В это время посещать больных запрещалось. Обо всем договорился ее муж, он же нашел священника. Искал… Обзванивал знакомых, спрашивал — конечно, верующих, православных. Ему затруднялись что-то посоветовать, потому что, в общем, еще не оказывались в подобной ситуации. Но пугались: она умирает? И он односложно отвечал, прекращая разговор: «Да нет. Хочет жить».
Хирург, сотни операций…
Он был уверен в себе, потому что ни во что не верил.
Копался в чьих-то кишках?
Было что-то приятное в этом занятии?
Или было страшно?
Приучил себя. Врачи не жалеют своих больных. Если бы жалели, то начинали бы испытывать и отвращение, и страх.
Апендюки, грыжи, язвы… Он отупел: резал и зашивал людей, как это делают, когда проводят разве что менее гуманные опыты над их заменителями из плоти и крови.
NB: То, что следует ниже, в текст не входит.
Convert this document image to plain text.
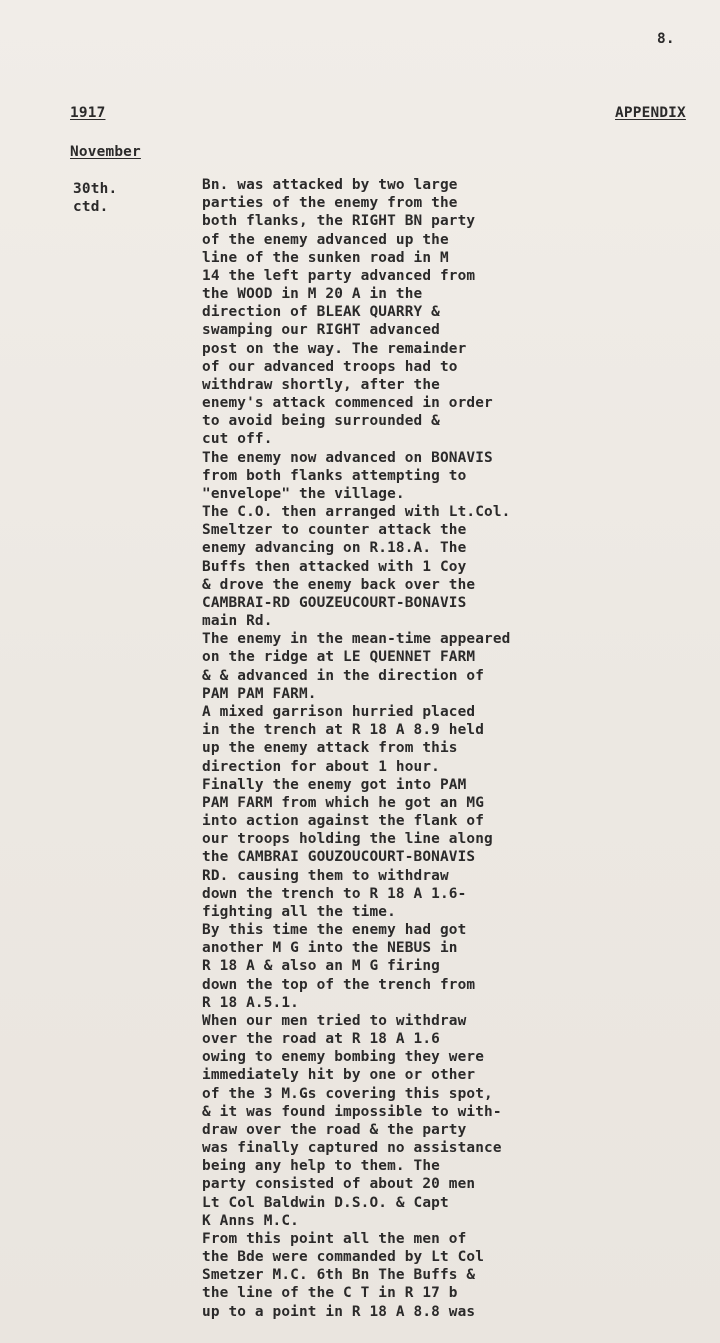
8.
1917	APPENDIX
November
30th.
ctd.
Bn. was attacked by two large
parties of the enemy from the
both flanks, the RIGHT BN party
of the enemy advanced up the
line of the sunken road in M
14 the left party advanced from
the WOOD in M 20 A in the
direction of BLEAK QUARRY &
swamping our RIGHT advanced
post on the way. The remainder
of our advanced troops had to
withdraw shortly, after the
enemy's attack commenced in order
to avoid being surrounded &
cut off.
The enemy now advanced on BONAVIS
from both flanks attempting to
"envelope" the village.
The C.O. then arranged with Lt.Col.
Smeltzer to counter attack the
enemy advancing on R.18.A. The
Buffs then attacked with 1 Coy
& drove the enemy back over the
CAMBRAI-RD GOUZEUCOURT-BONAVIS
main Rd.
The enemy in the mean-time appeared
on the ridge at LE QUENNET FARM
& & advanced in the direction of
PAM PAM FARM.
A mixed garrison hurried placed
in the trench at R 18 A 8.9 held
up the enemy attack from this
direction for about 1 hour.
Finally the enemy got into PAM
PAM FARM from which he got an MG
into action against the flank of
our troops holding the line along
the CAMBRAI GOUZOUCOURT-BONAVIS
RD. causing them to withdraw
down the trench to R 18 A 1.6-
fighting all the time.
By this time the enemy had got
another M G into the NEBUS in
R 18 A & also an M G firing
down the top of the trench from
R 18 A.5.1.
When our men tried to withdraw
over the road at R 18 A 1.6
owing to enemy bombing they were
immediately hit by one or other
of the 3 M.Gs covering this spot,
& it was found impossible to with-
draw over the road & the party
was finally captured no assistance
being any help to them. The
party consisted of about 20 men
Lt Col Baldwin D.S.O. & Capt
K Anns M.C.
From this point all the men of
the Bde were commanded by Lt Col
Smetzer M.C. 6th Bn The Buffs &
the line of the C T in R 17 b
up to a point in R 18 A 8.8 was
Что-то однообразное, тупое и делает работу привычкой. Даже зарплатка — или, как мрачно шутил, «заплатка» — тоже. Все, чего хотел, — хотя бы выспаться. Обыкновенная жизнь: семья, работа. Вряд ли задумывался о чем-то… Для чего он жил? Этот вопрос мучительным становился, когда думал о детях, которым дал жизнь. Любил по-мужски, как свое, кровное. Продолжение рода… То, что останется… Но с этой любовью не мог бы передать никакой веры… Он знал, что состоит из костей, жил, мышц, нервов. Что не боится своей смерти. Жил для тех, кому был нужен. И жизнь, и смерть: прямая линия, что уводила в безразличную бесконечность. Там нечего и некого искать — а здесь?
Пухлые губы, большегрудая, белая и мягкая, как будто увлажненная кожа. Все неизящное. Пожалуй, грубое, плотское. Его тип женщины. В медицинском обыкновенно знакомились на одну ночь. Переспав, становились друзьями. Физиология — учебный предмет, такой же, как патологоанатомия. Все специальности — однополые. Ну, а равенство полов — это дружба. Круг мог быть широк. И ходили по кругу. Была же у студентов хохма: «Все врачи — братья, а все медсестры — бляди!» Врачи — самые брезгливые люди. Может быть, дружба стерильней, чем любовь? Складывались пары: ортопед — и окулист, кардиолог — и уролог, стоматолог — и проктолог… Или, как они: хирург — и дерматолог. Потом семьи… Когда уже почему-то не могли друг без друга. Потом со многими, с кем учились, семьями дружили… Товарищи, коллеги, эскулапы с одной на всех клятвой: «Клянусь Аполлоном, врачом Асклепием, Гигеей и Панакеей, всеми богами и богинями, беря их в свидетели, исполнять честно, соответственно моим силам и моему разумению следующую присягу…»
Он, возвращаясь домой после суток в больнице, бросая во дворе машину, мало что воспринимал. Она догадывалась, молчала — а он не переходил границы, когда лгать было бы бессмысленно. Общее — то, что надо делить. И самое странное во всем этом: общий ребенок. У нее появились деньги — свои. Вдруг собиралась — и отправлялась в путешествие с неведомой подругой. Уходя, не оборачивалась. Это было попыткой бегства. Она могла не вернуться, он чувствовал. Говорила, что улетает в Испанию… Потом в Таиланд… Возвращалась потерянная, опустошенная: домой, к нему, к маленькой дочери. Все же привозила сувениры, сиротливые подарки — но ничего не рассказывала. Он ни о чем не спрашивал. Брал чужие дежурства — и дней, когда хотя бы ночевал дома, становилось меньше. Все должно было когда-то кончиться. Несколько раз, наверное, он мог все кончить, если бы ударил ее… Но выдержал. Потому что был сильней и никому бы не дал себя сломать. Она вызывала на это, ей ничего не стоило сказать самое жестокое, когда слова — как плевки. Лишить своей близости — а если она и случалась между ними, физическая, то это было что-то отталкивающее. Требовать, требовать, требовать… Или делать вид, что его не существует, не признавая рядом с собой его существования даже как человека — а потом устраивать истерики, вопить и орать уже от его присутствия… Только чтобы чувствовал себя ничтожеством. И каждый день она делала себя еще несчастней. Плакала: хныкала во сне, как маленькая. Оскорбленное своей жизнью, беспомощное, раненное изнутри существо. Казалось, что это болезнь… И все то, что происходило, они же сами скрывали, как правду о ней, о болезни. От родственников, от близких. И лишь этот заговор молчания продлевал что-то такое же немое, одинокое — похожее на жизнь.